Honestly, life is comical sometimes. Late last evening I blogged a micro-post on Little space (the Divine at the heart of the inner life) and went to sleep still thinking about “the whole universe is in that little space …” – and then shortly after waking this morning, the first thing I read was a Huffpost Science report:

Black Hole Eats A Star The Size Of Our Sun … And Burps

The belch sent out a jet of matter moving at nearly the speed of light … This cosmic giant has no manners … Some 300 million light years away, a supermassive black hole has swallowed a star and burped up a jet of matter at nearly the speed of light, an international team of researchers has found.

The star is about the size of our sun, but the black hole is 1 million times as massive. So it snared the stellar meal in its gravitational pull, according to Sjoert van Velzen, a Hubble fellow at Johns Hopkins University who led the research.

“A star getting swallowed by a black hole is not new, although they are still rare,” he told The Huffington Post. “Only a few dozen of these unlucky stars have been observed so far. What is new about our study is that we first saw, in great detail, the star getting torn apart and then found the high-speed outflow — aka the jet.
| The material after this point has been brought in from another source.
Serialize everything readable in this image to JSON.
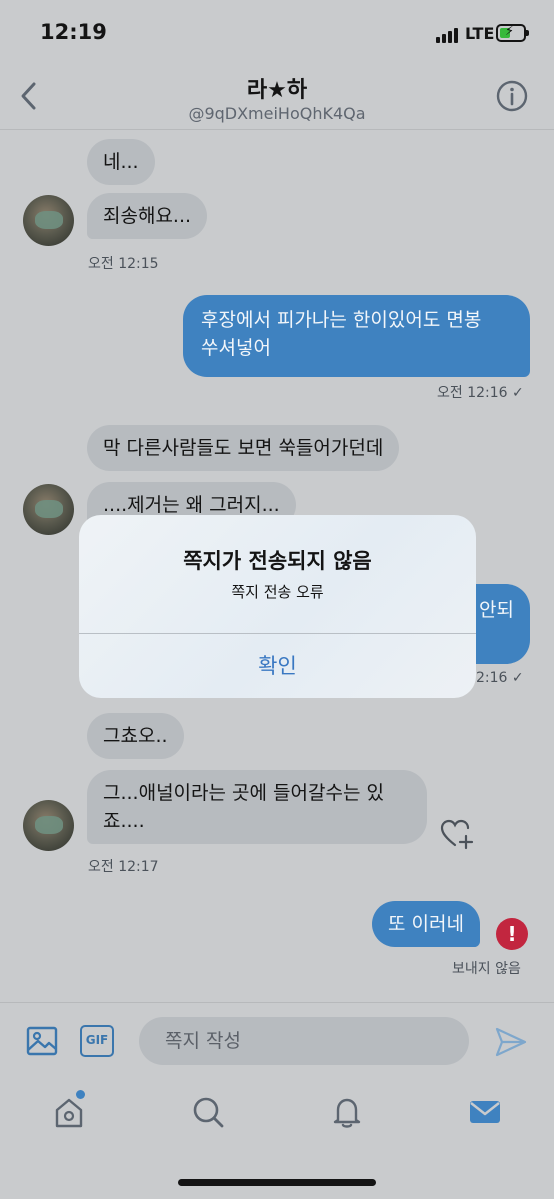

Huffpost Science, (full article) 1 December 2015

Clever as the research team undoubtedly is, the scale of this celestial event – a star “about the size of our sun” (the effects of which are well known to us, though it’s 93 million miles from earth) – pulled in and consumed by a heaven-only-knows-what that is “1 million times as massive”, 300 million light years away, sending out “a jet of matter at nearly the speed of light” – surely, surely gives our strident human certainties – religious, philosophical and scientific – at least occasional cause for pause, together with a humble recognition that what we don’t know is still almost infinitely more than we do.

Isn’t it time, in the course of our human evolution, that we grew out of some of our more dangerous fundamentalisms, immaturities and intransigencies? Shouldn’t research on this sort of scale leave us all rather more humbled, and awestruck? How might some of our twenty-first century devastation be resolved – worldwide – if all of us, religionists, philosophers and scientists all, could help each other have a better sense of perspective, and both inner and outer scale and space?